¿Qué se entiende por publicidad?

Toda forma de comunicación realizada por una persona física o jurídica, pública o privada, en el ejercicio de una actividad comercial, industrial, artesanal o profesional, con el fin de promover de forma directa o indirecta la contratación de bienes muebles o inmuebles, servicios, derechos y obligaciones.

La Publicidad es ilícita si:

a) Atenta contra la dignidad de la persona o vulnere los valores y derechos reconocidos en la Constitución, especialmente a los que se refieren sus artículos 14, 18 y 20, apartado 4.

Se entenderán incluidos en la previsión anterior los anuncios que presenten a las mujeres de forma vejatoria o discriminatoria, bien utilizando particular y directamente su cuerpo o partes del mismo como mero objeto desvinculado del producto que se pretende promocionar, bien su imagen asociada a comportamientos estereotipados que vulneren los fundamentos de nuestro ordenamiento coadyuvando a generar la violencia a que se refiere la Ley Orgánica 1/2004, de 28 de diciembre, de Medidas de Protección Integral contra la Violencia de Género.

b) La publicidad dirigida a menores que les incite a la compra de un bien o de un servicio, explotando su inexperiencia o credulidad, o en la que aparezcan persuadiendo de la compra a padres o tutores. No se podrá, sin un motivo justificado, presentar a los niños en situaciones peligrosas. No se deberá inducir a error sobre las características de los productos, ni sobre su seguridad, ni tampoco sobre la capacidad y aptitudes necesarias en el niño para utilizarlos sin producir daño para sí o a terceros.

c) La publicidad subliminal.

d) La que infrinja lo dispuesto en la normativa que regule la publicidad de determinados productos, bienes, actividades o servicios.

e) La publicidad engañosa, la publicidad desleal y la publicidad agresiva, que tendrán el carácter de actos de competencia desleal en los términos contemplados en la Ley de Competencia Desleal.

¿Qué es la publicidad subliminal?

La que mediante técnicas de producción de estímulos de intensidades fronterizas con los umbrales de los sentidos o análogas, pueda actuar sobre el público destinatario sin ser conscientemente percibida

¿Cómo evitar la publicidad no deseada?

1- Puedes inscribirte en la Lista Robinson.

De esta manera, solicitas la restricción de publicidad no deseada inscribiendo tus datos de forma gratuita y voluntaria en un fichero.

Las empresas, antes de realizar una campaña comercial, tienen que consultar esta Lista y evitar el envío de publicidad a las personas inscritas.
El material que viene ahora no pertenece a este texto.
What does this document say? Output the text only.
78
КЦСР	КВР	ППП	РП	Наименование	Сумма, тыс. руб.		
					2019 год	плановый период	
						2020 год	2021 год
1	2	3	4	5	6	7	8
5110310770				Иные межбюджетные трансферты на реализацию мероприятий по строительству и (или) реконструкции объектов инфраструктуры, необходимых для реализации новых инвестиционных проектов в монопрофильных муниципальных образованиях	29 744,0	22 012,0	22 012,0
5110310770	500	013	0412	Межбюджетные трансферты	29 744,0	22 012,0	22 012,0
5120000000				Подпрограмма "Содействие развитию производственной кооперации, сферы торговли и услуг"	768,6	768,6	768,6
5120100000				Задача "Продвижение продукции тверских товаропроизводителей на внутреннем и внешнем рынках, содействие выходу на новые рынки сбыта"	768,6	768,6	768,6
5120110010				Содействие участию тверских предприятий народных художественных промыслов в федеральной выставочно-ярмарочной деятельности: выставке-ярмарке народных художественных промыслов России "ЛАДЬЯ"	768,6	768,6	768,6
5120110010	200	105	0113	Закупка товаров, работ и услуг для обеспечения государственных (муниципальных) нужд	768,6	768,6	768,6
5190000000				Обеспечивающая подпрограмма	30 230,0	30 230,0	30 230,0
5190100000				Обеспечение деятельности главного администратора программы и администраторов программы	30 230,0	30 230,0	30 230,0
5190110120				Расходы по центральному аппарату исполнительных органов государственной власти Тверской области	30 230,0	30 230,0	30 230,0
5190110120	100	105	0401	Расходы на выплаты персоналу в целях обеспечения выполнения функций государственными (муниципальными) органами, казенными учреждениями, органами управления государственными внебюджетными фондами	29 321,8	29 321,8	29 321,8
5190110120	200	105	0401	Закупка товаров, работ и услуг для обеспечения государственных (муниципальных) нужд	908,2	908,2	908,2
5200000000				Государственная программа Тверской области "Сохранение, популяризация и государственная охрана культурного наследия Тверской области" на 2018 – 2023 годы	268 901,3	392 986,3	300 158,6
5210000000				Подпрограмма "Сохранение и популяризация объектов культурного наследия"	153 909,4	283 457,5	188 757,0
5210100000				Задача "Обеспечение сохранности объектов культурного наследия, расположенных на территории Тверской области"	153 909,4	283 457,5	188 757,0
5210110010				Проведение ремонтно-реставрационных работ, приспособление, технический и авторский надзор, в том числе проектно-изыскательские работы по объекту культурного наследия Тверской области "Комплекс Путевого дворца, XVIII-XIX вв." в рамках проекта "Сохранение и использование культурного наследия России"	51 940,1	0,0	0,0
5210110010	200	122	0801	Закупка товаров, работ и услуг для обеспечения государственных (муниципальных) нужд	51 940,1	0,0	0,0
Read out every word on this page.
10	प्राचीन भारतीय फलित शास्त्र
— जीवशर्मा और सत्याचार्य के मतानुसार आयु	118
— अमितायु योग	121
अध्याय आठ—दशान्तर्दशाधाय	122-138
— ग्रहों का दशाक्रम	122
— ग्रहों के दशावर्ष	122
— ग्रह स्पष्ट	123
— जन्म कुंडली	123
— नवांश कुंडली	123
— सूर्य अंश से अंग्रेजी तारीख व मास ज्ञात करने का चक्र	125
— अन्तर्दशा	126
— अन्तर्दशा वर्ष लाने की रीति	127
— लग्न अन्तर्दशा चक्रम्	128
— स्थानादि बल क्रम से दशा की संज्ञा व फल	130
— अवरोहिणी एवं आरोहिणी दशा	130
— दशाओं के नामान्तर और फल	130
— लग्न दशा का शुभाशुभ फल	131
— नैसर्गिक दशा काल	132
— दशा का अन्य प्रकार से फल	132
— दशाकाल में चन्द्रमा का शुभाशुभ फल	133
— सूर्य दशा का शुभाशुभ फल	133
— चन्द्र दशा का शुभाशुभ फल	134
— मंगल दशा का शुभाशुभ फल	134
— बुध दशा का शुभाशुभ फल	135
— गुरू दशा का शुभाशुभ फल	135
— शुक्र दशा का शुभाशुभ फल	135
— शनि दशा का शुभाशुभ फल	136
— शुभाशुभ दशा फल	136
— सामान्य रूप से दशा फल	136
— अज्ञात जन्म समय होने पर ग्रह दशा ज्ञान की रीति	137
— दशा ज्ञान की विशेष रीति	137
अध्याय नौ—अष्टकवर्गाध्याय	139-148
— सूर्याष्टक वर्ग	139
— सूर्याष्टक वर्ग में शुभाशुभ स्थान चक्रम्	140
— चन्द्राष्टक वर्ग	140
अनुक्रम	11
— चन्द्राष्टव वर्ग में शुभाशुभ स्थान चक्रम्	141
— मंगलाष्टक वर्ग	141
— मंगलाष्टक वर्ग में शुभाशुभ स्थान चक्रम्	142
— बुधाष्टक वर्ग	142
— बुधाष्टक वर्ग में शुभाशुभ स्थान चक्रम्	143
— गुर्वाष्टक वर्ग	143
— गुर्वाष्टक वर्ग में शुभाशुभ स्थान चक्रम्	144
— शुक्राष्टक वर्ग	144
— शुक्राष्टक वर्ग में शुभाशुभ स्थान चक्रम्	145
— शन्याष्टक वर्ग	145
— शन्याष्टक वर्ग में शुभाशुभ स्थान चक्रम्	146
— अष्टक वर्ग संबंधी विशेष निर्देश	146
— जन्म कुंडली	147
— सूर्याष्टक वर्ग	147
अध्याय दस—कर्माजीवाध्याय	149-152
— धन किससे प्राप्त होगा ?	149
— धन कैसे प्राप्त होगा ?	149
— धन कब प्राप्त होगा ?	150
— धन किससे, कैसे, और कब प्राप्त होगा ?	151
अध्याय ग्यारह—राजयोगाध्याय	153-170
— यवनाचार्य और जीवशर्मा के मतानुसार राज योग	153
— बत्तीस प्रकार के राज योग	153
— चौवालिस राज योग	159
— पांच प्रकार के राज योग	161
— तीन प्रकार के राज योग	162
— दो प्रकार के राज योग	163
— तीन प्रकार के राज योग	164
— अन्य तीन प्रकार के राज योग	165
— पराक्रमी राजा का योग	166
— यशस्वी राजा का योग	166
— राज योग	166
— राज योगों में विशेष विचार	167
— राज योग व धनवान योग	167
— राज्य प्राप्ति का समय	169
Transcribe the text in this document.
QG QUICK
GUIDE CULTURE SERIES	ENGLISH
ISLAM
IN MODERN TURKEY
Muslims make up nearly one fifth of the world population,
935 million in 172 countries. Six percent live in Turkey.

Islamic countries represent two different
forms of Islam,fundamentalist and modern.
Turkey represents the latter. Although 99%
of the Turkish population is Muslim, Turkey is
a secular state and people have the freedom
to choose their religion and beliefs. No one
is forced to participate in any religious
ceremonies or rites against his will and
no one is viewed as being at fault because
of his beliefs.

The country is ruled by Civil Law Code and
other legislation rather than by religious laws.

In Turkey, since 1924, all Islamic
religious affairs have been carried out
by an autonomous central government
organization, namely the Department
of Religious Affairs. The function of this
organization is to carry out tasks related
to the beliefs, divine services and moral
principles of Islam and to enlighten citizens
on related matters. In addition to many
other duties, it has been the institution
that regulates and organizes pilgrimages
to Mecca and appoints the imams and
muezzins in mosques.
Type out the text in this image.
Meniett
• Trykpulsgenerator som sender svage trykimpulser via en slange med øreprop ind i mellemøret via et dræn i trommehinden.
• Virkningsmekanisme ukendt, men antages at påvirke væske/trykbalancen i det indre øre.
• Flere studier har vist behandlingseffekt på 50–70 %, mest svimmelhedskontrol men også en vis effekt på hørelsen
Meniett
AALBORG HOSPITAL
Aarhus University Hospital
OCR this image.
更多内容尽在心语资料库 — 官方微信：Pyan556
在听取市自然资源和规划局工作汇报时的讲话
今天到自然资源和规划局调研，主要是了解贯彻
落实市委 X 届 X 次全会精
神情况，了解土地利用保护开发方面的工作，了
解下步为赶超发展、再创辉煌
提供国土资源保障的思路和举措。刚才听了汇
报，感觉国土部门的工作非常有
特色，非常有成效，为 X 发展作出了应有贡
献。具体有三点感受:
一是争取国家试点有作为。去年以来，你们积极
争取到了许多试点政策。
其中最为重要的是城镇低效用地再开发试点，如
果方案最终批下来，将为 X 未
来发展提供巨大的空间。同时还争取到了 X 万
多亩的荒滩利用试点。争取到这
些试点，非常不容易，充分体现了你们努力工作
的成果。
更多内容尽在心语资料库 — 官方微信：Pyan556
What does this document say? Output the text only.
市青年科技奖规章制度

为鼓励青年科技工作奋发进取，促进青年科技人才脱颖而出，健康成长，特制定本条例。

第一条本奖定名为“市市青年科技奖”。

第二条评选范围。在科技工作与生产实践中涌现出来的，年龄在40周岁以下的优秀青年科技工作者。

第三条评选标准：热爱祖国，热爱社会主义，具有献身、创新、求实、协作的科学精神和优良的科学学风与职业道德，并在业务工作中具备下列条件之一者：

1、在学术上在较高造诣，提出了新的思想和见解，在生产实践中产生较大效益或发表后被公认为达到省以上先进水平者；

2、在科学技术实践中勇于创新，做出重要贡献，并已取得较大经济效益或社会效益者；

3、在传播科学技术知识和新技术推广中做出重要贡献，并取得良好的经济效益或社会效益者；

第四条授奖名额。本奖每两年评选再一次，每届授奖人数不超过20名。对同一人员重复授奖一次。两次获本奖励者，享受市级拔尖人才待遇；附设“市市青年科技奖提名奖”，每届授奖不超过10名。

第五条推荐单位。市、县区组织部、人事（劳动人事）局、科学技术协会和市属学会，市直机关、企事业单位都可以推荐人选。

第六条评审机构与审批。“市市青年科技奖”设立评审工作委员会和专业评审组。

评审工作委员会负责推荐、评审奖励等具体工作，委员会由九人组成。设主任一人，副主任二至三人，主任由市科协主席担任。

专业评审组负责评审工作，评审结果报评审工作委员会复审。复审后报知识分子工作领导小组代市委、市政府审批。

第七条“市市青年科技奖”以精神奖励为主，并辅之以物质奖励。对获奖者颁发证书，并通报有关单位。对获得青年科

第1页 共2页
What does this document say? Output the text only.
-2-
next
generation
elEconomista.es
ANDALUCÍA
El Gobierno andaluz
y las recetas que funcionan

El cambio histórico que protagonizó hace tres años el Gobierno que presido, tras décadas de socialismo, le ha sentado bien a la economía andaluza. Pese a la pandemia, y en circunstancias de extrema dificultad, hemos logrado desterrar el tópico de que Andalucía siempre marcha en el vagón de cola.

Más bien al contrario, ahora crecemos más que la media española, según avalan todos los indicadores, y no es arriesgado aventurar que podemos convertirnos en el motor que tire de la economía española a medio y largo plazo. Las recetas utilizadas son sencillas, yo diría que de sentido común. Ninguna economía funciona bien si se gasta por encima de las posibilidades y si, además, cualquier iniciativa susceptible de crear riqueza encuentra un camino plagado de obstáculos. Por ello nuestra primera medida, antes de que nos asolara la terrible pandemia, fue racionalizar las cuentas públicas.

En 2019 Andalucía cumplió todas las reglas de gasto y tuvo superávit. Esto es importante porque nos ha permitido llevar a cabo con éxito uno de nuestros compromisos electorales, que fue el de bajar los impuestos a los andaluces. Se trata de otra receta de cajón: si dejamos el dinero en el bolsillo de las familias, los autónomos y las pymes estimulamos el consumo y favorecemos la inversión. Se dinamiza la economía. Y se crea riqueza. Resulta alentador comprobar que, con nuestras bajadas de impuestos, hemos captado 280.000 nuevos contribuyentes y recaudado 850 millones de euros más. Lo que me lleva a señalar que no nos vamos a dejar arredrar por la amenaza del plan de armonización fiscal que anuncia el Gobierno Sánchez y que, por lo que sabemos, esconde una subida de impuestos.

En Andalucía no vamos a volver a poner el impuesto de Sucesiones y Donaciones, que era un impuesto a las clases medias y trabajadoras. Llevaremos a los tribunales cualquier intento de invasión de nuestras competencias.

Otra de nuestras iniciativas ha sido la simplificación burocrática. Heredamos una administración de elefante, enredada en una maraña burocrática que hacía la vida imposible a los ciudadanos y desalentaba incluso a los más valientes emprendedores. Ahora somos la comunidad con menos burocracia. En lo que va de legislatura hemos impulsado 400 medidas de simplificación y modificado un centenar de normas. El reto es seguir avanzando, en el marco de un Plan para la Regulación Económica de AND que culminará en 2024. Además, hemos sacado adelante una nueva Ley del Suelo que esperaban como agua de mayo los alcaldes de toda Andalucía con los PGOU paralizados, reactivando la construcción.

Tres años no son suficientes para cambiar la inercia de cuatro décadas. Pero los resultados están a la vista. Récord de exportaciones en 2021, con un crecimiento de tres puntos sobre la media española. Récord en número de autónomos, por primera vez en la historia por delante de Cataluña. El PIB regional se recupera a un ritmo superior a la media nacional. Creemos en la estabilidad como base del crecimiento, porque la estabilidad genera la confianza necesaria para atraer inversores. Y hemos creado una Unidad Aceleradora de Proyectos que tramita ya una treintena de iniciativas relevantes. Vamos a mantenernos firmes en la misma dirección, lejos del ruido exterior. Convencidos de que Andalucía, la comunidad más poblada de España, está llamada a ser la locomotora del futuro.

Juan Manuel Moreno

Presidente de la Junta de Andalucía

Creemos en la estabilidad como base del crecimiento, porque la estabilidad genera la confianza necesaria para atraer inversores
Surtirá efecto tres meses después de tu inclusión.

2-Marcar expresamente la casilla de rechazo

En el momento en que firmas un contrato, tiene que haber un apartado relativo a la autorización expresa (o no) que el usuario/a concede a la empresa para el envío de publicidad o la cesión de datos a terceros.

La opción más segura es que rechaces esta posibilidad. Evitarás recibir publicidad no deseada.

3-Ejerce tu derecho de oposición o de supresión

La Agencia Española de Protección de Datos facilita modelos genéricos de los formularios. Tendrás que enviarlos al responsable del fichero.

4-Desaparece de las guías telefónicas

Tienes derecho a no figurar en las guías telefónicas. Para ello, puedes dirigirte a la operadora con la que tienes contratado el servicio telefónico y comunicarle que no deseas que tus datos personales sean publicados en las guías de abonados.

Tus datos serán retirados de la versión online de las guías telefónicas y de aquellas que se editen en papel o en algún otro soporte físico, en la siguiente edición.

Si prefieres figurar en guías telefónicas pero no recibir publicidad, puedes solicitar a tu operador que tus datos no sean utilizados con fines publicitarios.